Nearly 1 in 10 American Adults, 1 in 5 Teens Report Having Depression
The following is excerpted from an online article posted by StudyFinds.
Depression is on the rise in the United States, according to sobering new research from Columbia University and City University of New York. Even more troubling, study authors add that even as depression has increased, there hasn’t been an uptick in people seeking mental health help or treatment.
Study authors say that in 2020, nearly one in 10 Americans reported having depression over the prior 12 months. Almost one in five adolescents or young adults reported the same.
Data used for this project was provided by the National Survey on Drug Use and Health, spanning 2015 through 2020. That survey is a nationally representative poll of Americans aged 12 and older.

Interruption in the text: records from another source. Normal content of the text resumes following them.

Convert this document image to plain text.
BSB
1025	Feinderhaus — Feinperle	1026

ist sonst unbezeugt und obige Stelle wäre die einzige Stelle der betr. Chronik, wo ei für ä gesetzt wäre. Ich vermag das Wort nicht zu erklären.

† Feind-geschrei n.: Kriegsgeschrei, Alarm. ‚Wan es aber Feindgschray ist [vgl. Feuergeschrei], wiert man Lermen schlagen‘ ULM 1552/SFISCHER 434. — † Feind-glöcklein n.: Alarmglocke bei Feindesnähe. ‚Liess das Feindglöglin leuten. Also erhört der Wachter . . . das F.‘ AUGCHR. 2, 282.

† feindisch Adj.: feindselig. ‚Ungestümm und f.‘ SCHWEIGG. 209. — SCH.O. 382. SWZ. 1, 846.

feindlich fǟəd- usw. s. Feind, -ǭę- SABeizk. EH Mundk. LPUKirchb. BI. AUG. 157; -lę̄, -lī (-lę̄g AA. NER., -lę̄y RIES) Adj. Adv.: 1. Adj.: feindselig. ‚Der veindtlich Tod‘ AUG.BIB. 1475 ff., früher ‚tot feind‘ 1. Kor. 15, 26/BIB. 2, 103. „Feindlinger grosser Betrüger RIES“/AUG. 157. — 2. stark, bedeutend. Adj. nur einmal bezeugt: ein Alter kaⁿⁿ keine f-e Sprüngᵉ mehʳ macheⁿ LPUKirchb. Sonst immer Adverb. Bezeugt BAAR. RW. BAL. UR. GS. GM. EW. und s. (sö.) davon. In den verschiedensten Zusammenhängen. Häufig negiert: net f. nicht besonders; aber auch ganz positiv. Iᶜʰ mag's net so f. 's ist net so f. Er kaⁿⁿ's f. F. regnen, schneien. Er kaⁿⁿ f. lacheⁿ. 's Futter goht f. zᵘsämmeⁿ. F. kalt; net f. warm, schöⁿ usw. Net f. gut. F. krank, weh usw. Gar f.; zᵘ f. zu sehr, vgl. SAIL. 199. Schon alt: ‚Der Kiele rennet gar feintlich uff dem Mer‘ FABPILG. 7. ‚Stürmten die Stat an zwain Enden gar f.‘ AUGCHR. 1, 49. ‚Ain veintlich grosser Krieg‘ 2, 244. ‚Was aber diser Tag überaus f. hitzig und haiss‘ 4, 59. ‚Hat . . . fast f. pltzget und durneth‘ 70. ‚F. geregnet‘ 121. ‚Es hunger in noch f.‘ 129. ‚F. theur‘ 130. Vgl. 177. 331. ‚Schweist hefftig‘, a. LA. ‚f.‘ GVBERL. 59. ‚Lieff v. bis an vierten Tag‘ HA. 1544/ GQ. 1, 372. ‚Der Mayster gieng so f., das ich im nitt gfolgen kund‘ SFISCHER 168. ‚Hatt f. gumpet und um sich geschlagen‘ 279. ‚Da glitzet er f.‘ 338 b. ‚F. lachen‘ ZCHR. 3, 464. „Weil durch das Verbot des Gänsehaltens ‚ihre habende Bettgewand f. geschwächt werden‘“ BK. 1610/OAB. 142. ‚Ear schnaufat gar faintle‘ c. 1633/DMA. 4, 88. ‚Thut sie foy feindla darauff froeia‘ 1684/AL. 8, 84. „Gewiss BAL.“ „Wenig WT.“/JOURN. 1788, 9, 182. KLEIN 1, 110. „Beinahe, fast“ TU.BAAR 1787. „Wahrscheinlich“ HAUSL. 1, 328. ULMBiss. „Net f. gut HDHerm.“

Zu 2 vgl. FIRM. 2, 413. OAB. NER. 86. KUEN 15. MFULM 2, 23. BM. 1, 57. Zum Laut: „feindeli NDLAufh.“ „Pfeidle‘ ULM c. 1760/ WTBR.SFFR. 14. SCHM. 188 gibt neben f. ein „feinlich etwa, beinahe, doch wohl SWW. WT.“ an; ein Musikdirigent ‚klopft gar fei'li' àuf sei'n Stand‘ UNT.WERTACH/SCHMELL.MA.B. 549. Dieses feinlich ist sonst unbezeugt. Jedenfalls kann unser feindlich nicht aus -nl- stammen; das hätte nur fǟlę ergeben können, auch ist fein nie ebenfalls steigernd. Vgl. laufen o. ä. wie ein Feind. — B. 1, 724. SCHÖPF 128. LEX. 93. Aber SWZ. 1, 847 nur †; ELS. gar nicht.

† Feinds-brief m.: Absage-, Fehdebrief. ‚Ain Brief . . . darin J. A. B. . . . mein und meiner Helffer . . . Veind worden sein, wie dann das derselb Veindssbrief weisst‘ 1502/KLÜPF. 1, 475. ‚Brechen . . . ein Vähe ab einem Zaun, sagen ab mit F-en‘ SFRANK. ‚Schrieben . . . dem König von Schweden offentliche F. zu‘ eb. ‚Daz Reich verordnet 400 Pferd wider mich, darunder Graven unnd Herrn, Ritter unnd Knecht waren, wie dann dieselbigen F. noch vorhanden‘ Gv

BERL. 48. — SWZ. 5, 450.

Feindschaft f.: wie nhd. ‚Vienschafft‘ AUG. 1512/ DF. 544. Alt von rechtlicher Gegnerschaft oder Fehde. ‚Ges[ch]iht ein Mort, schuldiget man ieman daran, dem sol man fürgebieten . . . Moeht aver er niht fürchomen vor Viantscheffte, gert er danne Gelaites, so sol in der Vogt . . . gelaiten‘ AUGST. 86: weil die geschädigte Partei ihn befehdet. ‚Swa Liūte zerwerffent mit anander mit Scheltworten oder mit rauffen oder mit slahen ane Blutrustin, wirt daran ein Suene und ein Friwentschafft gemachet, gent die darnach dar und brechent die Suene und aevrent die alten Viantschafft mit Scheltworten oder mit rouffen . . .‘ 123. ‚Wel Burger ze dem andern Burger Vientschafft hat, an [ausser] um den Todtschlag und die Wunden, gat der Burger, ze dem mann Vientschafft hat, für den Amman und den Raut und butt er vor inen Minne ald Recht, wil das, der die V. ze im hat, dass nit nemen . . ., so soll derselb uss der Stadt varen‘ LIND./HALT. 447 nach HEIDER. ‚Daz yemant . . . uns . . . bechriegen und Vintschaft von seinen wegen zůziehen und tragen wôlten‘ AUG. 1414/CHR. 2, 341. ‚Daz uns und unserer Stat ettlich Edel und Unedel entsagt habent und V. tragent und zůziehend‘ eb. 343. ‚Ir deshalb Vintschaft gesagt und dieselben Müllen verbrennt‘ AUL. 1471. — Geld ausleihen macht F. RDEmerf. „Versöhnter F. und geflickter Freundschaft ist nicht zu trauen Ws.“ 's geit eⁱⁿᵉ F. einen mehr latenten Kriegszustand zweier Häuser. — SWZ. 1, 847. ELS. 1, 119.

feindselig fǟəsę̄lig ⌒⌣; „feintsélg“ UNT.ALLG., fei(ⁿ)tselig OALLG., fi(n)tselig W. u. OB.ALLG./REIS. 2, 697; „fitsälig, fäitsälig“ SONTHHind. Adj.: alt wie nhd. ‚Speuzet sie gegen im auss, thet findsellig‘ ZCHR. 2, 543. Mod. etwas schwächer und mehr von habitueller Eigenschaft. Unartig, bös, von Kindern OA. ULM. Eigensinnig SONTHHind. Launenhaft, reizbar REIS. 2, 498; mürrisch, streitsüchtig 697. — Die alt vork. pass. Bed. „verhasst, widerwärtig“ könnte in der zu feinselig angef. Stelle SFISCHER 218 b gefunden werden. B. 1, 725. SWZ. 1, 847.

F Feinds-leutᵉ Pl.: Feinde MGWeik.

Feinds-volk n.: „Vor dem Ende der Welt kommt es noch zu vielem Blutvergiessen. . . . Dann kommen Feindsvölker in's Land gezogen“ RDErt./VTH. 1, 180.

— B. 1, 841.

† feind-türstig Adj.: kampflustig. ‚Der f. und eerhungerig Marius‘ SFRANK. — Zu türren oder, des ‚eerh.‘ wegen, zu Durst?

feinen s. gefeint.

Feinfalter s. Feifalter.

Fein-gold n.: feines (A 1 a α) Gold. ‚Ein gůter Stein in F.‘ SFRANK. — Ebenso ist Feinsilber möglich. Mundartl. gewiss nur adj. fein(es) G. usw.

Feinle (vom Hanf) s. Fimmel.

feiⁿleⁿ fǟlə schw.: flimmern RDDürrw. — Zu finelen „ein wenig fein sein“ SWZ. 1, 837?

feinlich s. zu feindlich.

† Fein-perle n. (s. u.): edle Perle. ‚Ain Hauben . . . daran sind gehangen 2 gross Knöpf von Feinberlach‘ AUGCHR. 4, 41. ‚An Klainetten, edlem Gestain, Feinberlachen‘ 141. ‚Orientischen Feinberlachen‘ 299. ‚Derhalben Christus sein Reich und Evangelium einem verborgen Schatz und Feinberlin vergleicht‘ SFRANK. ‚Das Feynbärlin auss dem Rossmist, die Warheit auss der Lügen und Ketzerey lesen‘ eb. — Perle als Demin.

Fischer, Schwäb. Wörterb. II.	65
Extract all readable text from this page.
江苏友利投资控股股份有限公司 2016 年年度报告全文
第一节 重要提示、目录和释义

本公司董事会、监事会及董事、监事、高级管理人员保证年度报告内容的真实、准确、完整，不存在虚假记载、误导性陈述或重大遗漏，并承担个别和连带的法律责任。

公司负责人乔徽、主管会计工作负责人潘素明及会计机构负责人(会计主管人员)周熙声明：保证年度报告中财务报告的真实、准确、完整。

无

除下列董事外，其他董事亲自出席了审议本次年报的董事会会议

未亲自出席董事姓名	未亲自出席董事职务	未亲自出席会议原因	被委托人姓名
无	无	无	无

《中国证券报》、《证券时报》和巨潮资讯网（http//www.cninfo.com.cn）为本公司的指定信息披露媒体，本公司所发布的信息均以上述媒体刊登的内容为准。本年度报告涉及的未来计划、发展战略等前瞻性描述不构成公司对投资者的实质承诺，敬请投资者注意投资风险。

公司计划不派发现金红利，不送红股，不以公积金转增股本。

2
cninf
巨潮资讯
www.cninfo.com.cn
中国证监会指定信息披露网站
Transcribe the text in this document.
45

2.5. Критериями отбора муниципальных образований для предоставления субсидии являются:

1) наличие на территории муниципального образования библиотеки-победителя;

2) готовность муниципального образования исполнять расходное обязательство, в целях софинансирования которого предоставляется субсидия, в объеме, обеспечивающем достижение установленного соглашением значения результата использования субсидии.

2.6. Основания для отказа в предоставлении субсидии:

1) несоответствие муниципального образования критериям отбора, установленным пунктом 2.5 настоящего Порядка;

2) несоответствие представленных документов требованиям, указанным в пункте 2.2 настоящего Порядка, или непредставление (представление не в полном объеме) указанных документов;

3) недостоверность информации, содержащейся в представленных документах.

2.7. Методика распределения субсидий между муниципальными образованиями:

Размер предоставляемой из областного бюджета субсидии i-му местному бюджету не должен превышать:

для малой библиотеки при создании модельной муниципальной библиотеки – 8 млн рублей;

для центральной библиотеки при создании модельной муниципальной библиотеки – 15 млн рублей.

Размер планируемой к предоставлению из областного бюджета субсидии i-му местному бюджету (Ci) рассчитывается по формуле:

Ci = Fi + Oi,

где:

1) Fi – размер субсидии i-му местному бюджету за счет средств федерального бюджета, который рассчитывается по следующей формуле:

Major depression is the most common mental disorder seen in the United States and is considered a strong risk factor for suicidal behavior.
“Our study updates the depression prevalence estimates for the U.S. population through the year 2020 and confirms escalating increases in depression from 2015 through 2019, reflecting a public health crisis that was intensifying in the U.S. even before the onset of the pandemic,” says lead study author Renee D. Goodwin, Ph.D., an adjunct professor in the Department of Epidemiology at Columbia Mailman School of Public Health and professor of Epidemiology at The City University of New York, in a statement.
Regarding 2020, nine percent of Americans aged 12 or older reported experiencing a past-year major depressive episode. However, the condition was deemed most common among both young adults (ages 18-25) and adolescents aged 12 to 17 years old. Both of those age groups exhibited depression rates right around the 17 percent mark.
Meanwhile, depression increased the fastest among adolescents and young adults, and also ballooned across close to all gender, racial/ethnic, income, and education groups.
“Our results showed most adolescents with depression neither told nor talked with a healthcare professional about depression symptoms nor received pharmacologic treatment from 2015 through 2020,” Prof. Goodwin notes.